In its relatively early stages, LinkedIn is bound to grow at a high pace on its more targeted and social approach to recruitment. We estimate that Recruitment Services & Job Postings division constitutes close to 45% to LinkedIn’s estimated value, and hence its largest business. This is inline with the recent results where revenues for this division grew by more than 100%, which is much higher than that for its overall revenues.

See our complete analysis for LinkedIn

Furthermore, the company has close to 106 million unique monthly visitors (excluding slideshare), implying 30% growth compared to Q2 2011. If we compare this growth to the overall revenue growth, we conclude that overall monetization has improved and the revenue growth is not merely a result of more members joining in.

While revenue and membership growth remains impressive, costs are still a concern, at least in the short term.

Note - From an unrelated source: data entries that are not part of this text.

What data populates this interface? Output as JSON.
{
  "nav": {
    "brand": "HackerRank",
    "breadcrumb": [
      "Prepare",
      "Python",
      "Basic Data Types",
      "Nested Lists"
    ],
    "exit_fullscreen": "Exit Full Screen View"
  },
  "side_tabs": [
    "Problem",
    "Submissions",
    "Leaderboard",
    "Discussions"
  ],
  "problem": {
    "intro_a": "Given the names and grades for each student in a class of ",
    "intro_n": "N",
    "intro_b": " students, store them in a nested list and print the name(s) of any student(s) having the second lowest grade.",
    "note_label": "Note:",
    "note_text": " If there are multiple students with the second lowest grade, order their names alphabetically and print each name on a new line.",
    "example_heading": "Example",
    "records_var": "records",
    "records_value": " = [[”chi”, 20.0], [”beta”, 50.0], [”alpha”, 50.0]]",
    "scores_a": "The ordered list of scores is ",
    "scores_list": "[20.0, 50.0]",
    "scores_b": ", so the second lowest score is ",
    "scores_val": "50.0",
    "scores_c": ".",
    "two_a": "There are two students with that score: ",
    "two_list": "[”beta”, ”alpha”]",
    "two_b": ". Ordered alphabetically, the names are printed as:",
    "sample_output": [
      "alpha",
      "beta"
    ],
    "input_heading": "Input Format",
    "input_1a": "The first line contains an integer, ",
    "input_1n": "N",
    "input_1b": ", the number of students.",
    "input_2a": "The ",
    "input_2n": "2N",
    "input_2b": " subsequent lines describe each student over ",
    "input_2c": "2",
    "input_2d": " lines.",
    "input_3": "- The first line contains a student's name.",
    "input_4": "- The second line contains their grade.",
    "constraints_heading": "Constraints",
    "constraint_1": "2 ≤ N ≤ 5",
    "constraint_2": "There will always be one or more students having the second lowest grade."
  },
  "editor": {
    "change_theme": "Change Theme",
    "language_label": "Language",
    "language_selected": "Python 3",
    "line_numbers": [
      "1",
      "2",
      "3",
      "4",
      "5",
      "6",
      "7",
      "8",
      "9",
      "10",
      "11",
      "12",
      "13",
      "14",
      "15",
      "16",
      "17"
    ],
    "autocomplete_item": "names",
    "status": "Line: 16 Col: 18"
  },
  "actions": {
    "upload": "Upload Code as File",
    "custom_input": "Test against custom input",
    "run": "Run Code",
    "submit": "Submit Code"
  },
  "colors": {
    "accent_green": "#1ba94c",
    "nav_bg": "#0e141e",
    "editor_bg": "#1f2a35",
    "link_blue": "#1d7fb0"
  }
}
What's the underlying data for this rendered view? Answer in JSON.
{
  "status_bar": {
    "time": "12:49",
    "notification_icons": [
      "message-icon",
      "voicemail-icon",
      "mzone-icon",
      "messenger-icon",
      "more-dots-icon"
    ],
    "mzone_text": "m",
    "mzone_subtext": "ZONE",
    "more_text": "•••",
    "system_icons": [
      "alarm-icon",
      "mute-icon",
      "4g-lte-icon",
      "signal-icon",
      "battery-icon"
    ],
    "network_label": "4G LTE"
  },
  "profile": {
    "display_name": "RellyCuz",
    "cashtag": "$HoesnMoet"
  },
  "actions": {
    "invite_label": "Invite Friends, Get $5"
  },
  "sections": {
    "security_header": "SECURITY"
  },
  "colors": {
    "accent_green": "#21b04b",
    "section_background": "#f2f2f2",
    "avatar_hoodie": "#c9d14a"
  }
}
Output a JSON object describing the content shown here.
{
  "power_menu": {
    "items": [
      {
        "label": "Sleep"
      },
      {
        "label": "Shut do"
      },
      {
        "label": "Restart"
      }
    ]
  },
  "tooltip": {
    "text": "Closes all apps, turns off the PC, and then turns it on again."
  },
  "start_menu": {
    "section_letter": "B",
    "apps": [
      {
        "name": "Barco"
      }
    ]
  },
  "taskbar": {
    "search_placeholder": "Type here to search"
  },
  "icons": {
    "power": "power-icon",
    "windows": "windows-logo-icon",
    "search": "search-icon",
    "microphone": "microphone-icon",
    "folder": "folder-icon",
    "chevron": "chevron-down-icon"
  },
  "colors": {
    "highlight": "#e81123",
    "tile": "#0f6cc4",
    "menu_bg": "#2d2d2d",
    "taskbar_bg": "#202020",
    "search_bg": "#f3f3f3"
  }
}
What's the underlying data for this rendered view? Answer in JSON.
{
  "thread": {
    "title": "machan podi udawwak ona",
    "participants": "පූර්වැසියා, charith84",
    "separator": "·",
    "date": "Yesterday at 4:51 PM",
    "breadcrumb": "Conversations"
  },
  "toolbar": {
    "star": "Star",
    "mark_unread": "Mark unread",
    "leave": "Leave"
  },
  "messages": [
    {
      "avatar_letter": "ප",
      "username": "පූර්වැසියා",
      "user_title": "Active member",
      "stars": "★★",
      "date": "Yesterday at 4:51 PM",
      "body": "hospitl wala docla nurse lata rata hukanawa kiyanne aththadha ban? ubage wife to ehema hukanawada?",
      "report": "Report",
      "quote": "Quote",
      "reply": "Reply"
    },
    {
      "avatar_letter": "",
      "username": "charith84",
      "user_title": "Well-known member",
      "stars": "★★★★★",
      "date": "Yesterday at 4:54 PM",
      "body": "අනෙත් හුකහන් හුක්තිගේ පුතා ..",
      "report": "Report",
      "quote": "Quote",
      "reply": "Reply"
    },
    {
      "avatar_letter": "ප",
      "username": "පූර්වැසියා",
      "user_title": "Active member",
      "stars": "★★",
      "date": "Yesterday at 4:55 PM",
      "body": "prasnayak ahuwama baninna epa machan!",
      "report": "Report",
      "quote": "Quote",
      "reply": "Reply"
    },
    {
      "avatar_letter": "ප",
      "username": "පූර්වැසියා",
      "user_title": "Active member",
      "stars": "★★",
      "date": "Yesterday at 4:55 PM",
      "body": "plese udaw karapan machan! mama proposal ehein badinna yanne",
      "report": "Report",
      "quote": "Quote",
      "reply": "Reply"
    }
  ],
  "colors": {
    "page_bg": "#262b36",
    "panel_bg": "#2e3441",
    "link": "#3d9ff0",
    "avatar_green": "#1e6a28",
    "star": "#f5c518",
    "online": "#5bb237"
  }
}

LinkedIn has little direct costs and thus high gross margins. However the company’s SG&A and R&D costs that are quite high at the moment.

Over time, LinkedIn will be able to leverage its higher base to bring these costs down but, for now, it seems these costs are likely to remain high. In fact, sales and marketing costs, the biggest component, increased as proportion of revenues compared to Q2 of 2011. LinkedIn has also stated that taxes are likely to remain high in the short term.

Investors should also be cautious about LinkedIn’s profitability. For the short term, the costs are likely to remain high and the stock seems quite expensive as per our estimates. Refer to our previous article Why LinkedIn Is Dramatically Overvalued At A Near 1,000 P/E to understand why the company may be overvalued currently.

Our current price estimate for LinkedIn stands at $44, implying a discount of about 60% to the market price.